The bare land was $125,000. She d been reading a book called How to Develop Property With No Money and gleaned the notion of offering the $50,000 down and the rest in six years. If she defaulted, the seller could keep the 50k.

Very well. Now that you have read till this point, we guarantee that along with this you will have something exciting. Your additional interest in this piece of literature would be an added advantage for you.

My realtor laughed and said I was nuts. No one would accept an offer like that. I went to the seller with my resume and references and told her my vision. She said yes. We were off. It was a huge step. I was absolutely terrified.

Hill, by then a licensed realtor, knew real estate and she knew city politics. But she didn t know land development or building. She needed a partner. She took on Larry Medinger, a former city planning commission member who d built several successful subdivisions. The partnership, a 50-50 deal, worked and Medinger drew architectural style from Craftsman homes a tradition comforting to seniors — in his hometown in Nebraska.

Money came from local friends who wanted to invest in something positive and nearby, Hill said, and from her savings and income selling real estate (and her husband s job).

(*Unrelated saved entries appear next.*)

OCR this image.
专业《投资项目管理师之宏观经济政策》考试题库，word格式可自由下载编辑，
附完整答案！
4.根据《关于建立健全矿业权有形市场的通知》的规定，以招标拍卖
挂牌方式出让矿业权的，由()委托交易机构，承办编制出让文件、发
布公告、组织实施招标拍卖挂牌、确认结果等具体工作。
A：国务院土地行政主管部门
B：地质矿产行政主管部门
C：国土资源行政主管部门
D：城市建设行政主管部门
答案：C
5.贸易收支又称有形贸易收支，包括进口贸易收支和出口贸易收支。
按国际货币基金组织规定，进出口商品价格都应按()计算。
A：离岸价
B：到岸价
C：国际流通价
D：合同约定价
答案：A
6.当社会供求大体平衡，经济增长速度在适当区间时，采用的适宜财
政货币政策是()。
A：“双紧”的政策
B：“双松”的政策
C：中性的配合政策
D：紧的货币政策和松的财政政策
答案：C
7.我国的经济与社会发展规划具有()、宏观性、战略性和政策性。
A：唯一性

A local bank provided the first construction loan for single-family homes, with all proceeds rolled back into the next homes, as well as development of common spaces walks, parks, ponds, garden and, eventually the large clubhouse and spa.

There was nothing like Mountain Meadows in Oregon, she said. We had to look outside for expertise about how to do this. We went to the National Council on Senior Housing Convention and spent the day with architects brainstorming about how to lay out the community.

We chose the architect with the best ideas and site design (Mithune Partners, Seattle). We went on to assemble a great team — the best lawyers, accountants, surveyors, engineers and landscape architects. We wanted quality in everything and it came back to us tenfold.

The community has picked up a slew of awards, including Best Small Active Adult Retirement Community in America (from the National Council on Seniors Housing), 100 Best Master-Planned Communities (from Where to Retire Magazine), Best Senior Housing Gold Nugget Grand Award (from Pacific Coast Builders Conference) and Community Development Award (from Jackson County Citizens League).

The community 65 free-standing homes and 160 condos, all housing 225 people has one more building to go, probably rental apartments for seniors who don t want the hassle of owning property or are checking out the town for possible later purchase.

Turning the place over to the residents? It seemed like the right thing to do, said Hill. It has lowered the monthly fees (maintenance, meals, fitness center, etc.) by $150 and it s created a self-sustaining community. They adjust fees to meet their needs, not mine. And they make their own decisions without some corporation dictating to them.

Now Madeline, a resident of Mountain Meadows, just makes her living selling the remaining condos. She won t realize her profit until the last few are sold.

I thought is would be kind of small when we started but it ended up costing much more, taking much longer and being much bigger than I ever dreamed. If I had it to do over again I d get partners with money. We ve had to spend so much on financing, the profit could turn out to be small. But the values that was the primary thing to me, and we ve been able to stick by the values.

About the Author

Freelance writer living in Ashland Ore.

The closing word of this material, would let you comprehend the importance of it. The nitty-gritty can be unveiled only if you comprehend it till the hindmost word.